Marianne.jpegCe soir, commence dans l'hémicycle (la semaine dernière, c'était en Commission) l'examen de la loi de finances rectificative pour 2010 qui porte les 35 milliards de dépenses liées au Grand Emprunt.

O
n n'est qu'à quelques semaines du début de l'année, que déjà le Gouvernement corrige la copie de sa loi de finances !

 

La dégradation de nos comptes publics est sans précédent et nos comptes sociaux sont à la limite de l'asphyxie. Les baisses d'impôts injustes et ciblées sur les plus aisés, décidées par la Majorité avant le début de la crise, ont contribué fortement à l'accroissement du déficit et de la dette sans aucun effet sur la croissance et l'emploi !

 

Alors, avec ce texte, le Gouvernement fait deux choses.

 

D'abord, pour pouvoir payer en 2010 les intérêts de cet emprunt supplémentaire, le Gouvernement annule 500 millions de crédits sur les budgets de plusieurs ministères. Lesquels ? Celui de l'écologie (- 113 millions), la justice (- 25 millions !), la sécurité (- 28,5 millions !), la solidarité (- 60 millions !), ou celui de la ville et du logement (- 23 millions !).

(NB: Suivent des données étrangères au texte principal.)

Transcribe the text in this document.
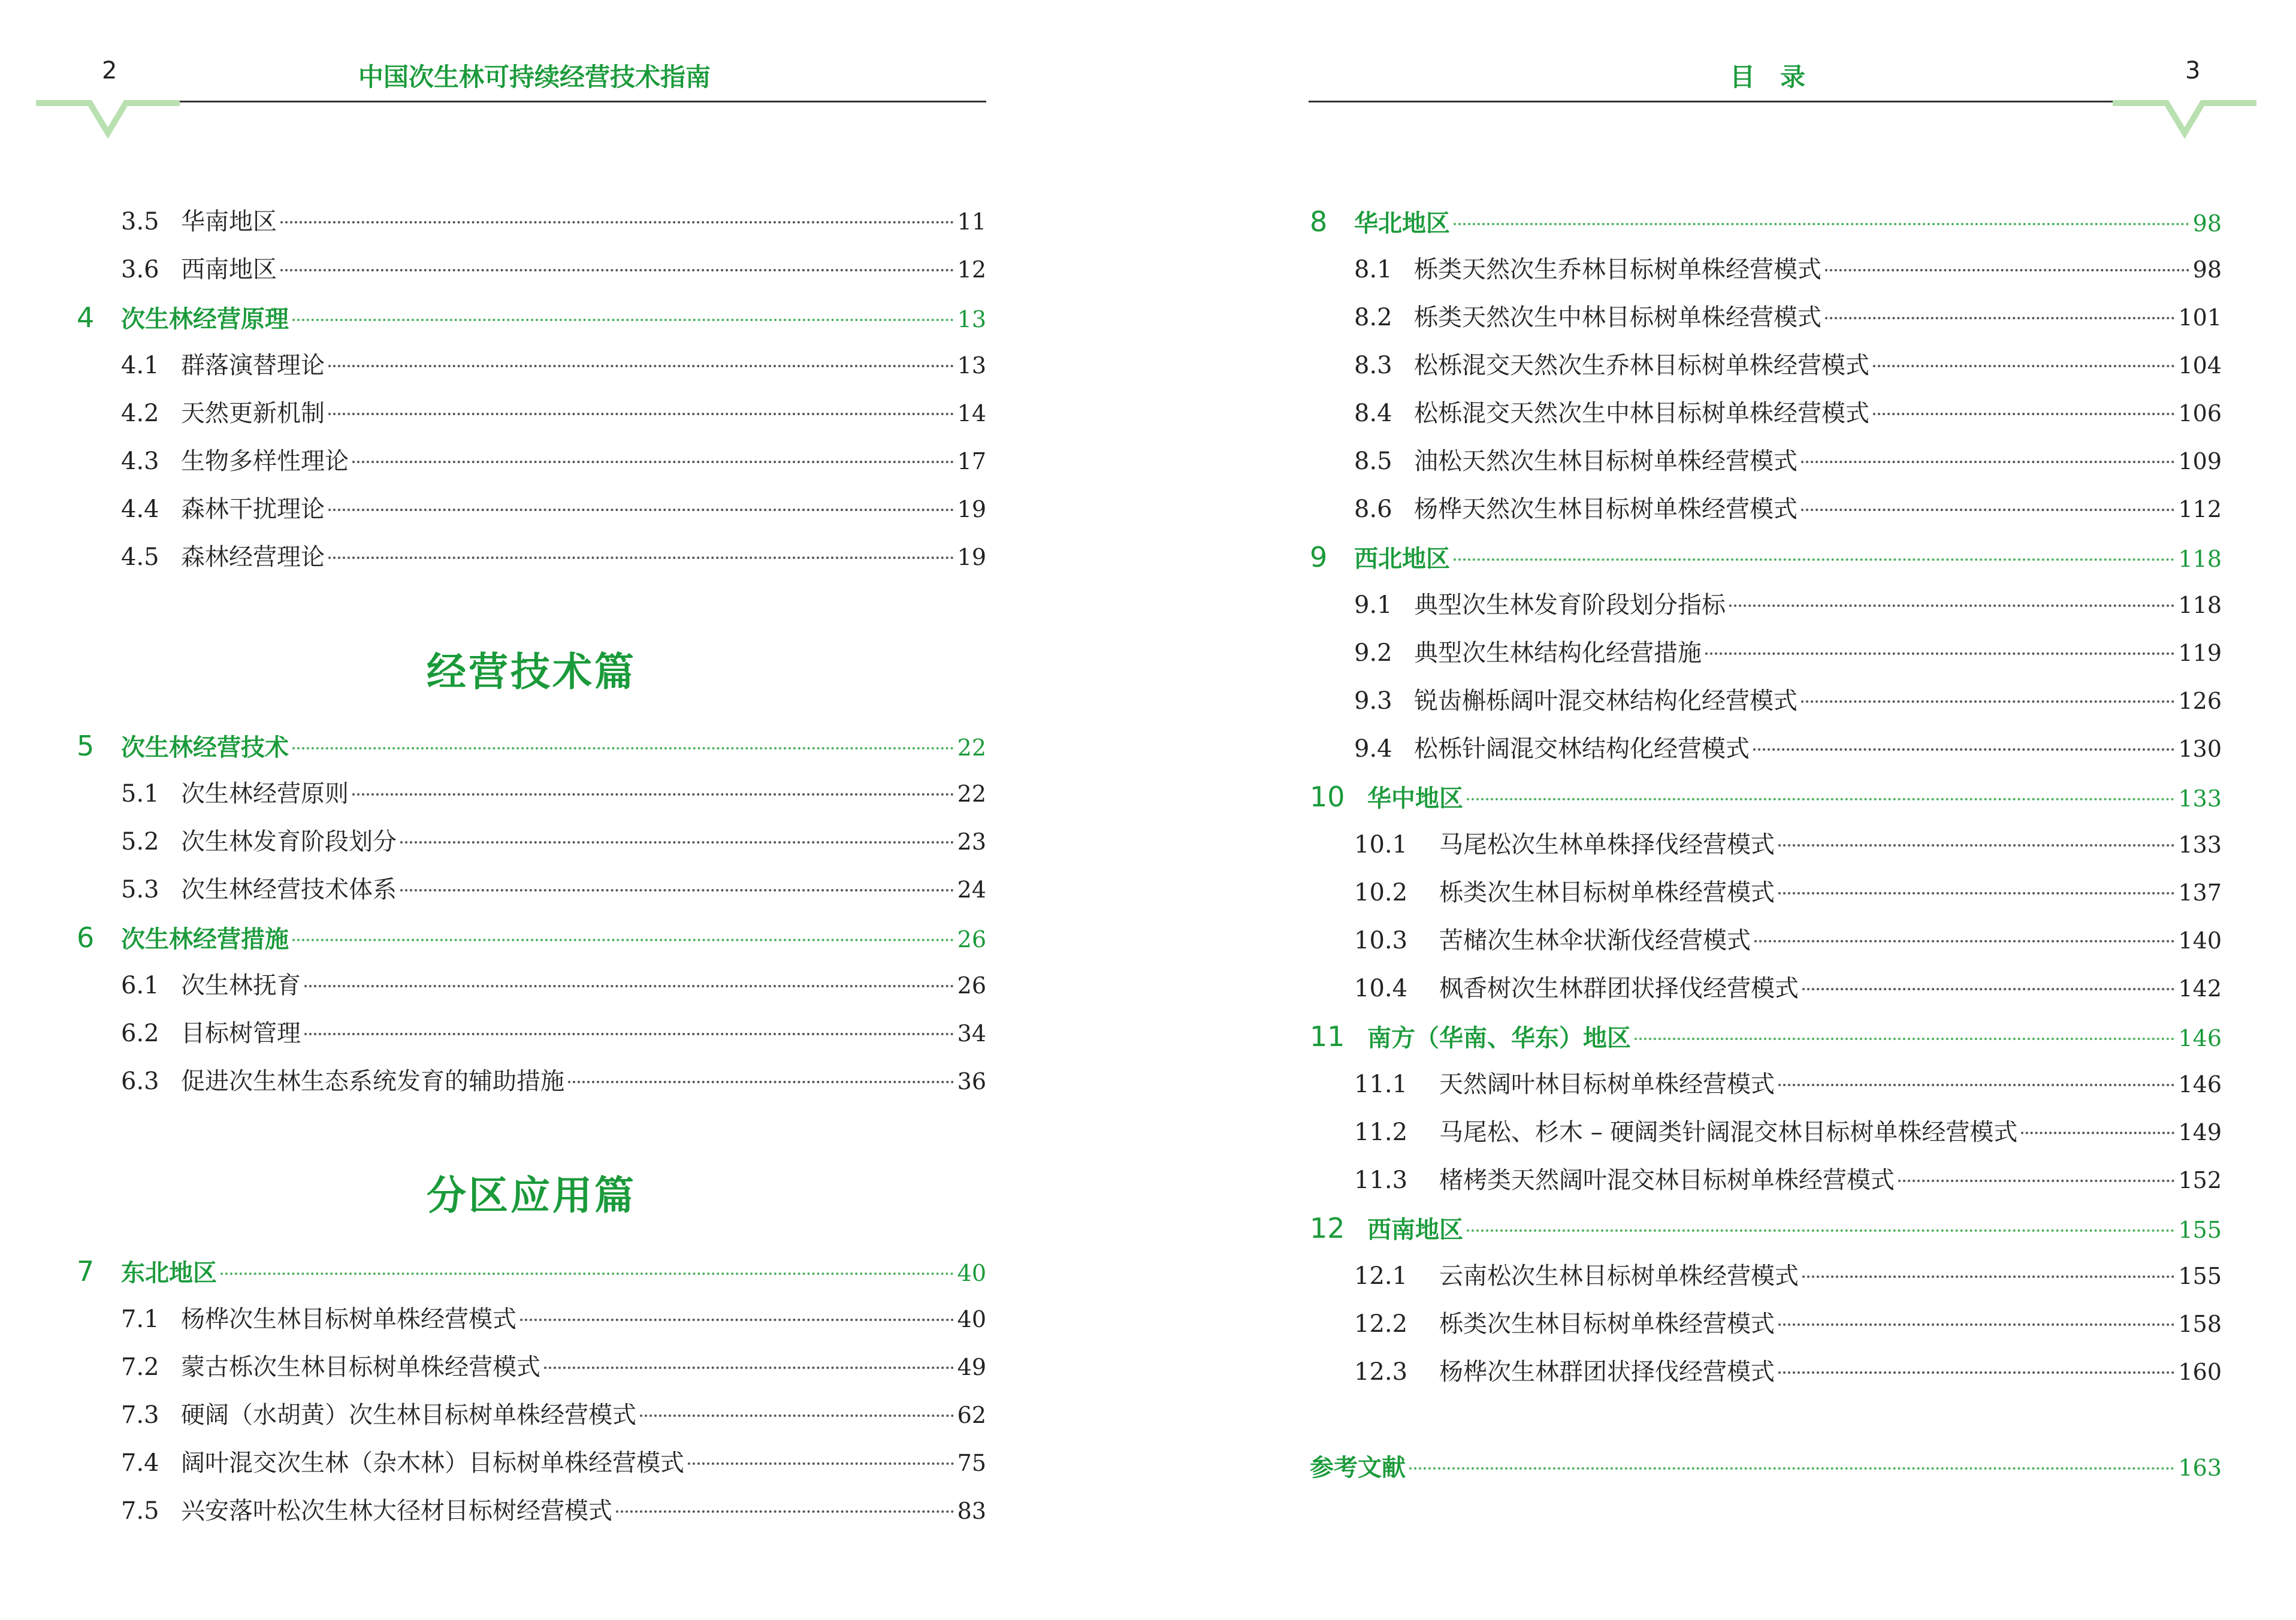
2	中国次生林可持续经营技术指南
3.5 华南地区	11
3.6 西南地区	12
4	次生林经营原理	13
4.1 群落演替理论	13
4.2 天然更新机制	14
4.3 生物多样性理论	17
4.4 森林干扰理论	19
4.5 森林经营理论	19
经营技术篇
5	次生林经营技术	22
5.1 次生林经营原则	22
5.2 次生林发育阶段划分	23
5.3 次生林经营技术体系	24
6	次生林经营措施	26
6.1 次生林抚育	26
6.2 目标树管理	34
6.3 促进次生林生态系统发育的辅助措施	36
分区应用篇
7	东北地区	40
7.1 杨桦次生林目标树单株经营模式	40
7.2 蒙古栎次生林目标树单株经营模式	49
7.3 硬阔（水胡黄）次生林目标树单株经营模式	62
7.4 阔叶混交次生林（杂木林）目标树单株经营模式	75
7.5 兴安落叶松次生林大径材目标树经营模式	83
目　录	3
8	华北地区	98
8.1 栎类天然次生乔林目标树单株经营模式	98
8.2 栎类天然次生中林目标树单株经营模式	101
8.3 松栎混交天然次生乔林目标树单株经营模式	104
8.4 松栎混交天然次生中林目标树单株经营模式	106
8.5 油松天然次生林目标树单株经营模式	109
8.6 杨桦天然次生林目标树单株经营模式	112
9	西北地区	118
9.1 典型次生林发育阶段划分指标	118
9.2 典型次生林结构化经营措施	119
9.3 锐齿槲栎阔叶混交林结构化经营模式	126
9.4 松栎针阔混交林结构化经营模式	130
10 华中地区	133
10.1	马尾松次生林单株择伐经营模式	133
10.2	栎类次生林目标树单株经营模式	137
10.3	苦槠次生林伞状渐伐经营模式	140
10.4	枫香树次生林群团状择伐经营模式	142
11 南方（华南、华东）地区	146
11.1	天然阔叶林目标树单株经营模式	146
11.2	马尾松、杉木 – 硬阔类针阔混交林目标树单株经营模式	149
11.3	楮栲类天然阔叶混交林目标树单株经营模式	152
12 西南地区	155
12.1	云南松次生林目标树单株经营模式	155
12.2	栎类次生林目标树单株经营模式	158
12.3	杨桦次生林群团状择伐经营模式	160
参考文献	163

Tout cela, ce sont des priorités décisives pour la vie quotidienne dans nos villes, dans nos quartiers... Eh bien, on réduit déjà leurs moyens.

 

Ensuite, il autorise le Gouvernement à augmenter le plafond des emprunts qu'il va lever en 2010 et inscrit des dépenses supplémentaires.

 

Pour lire mon intervention, cliquez ici.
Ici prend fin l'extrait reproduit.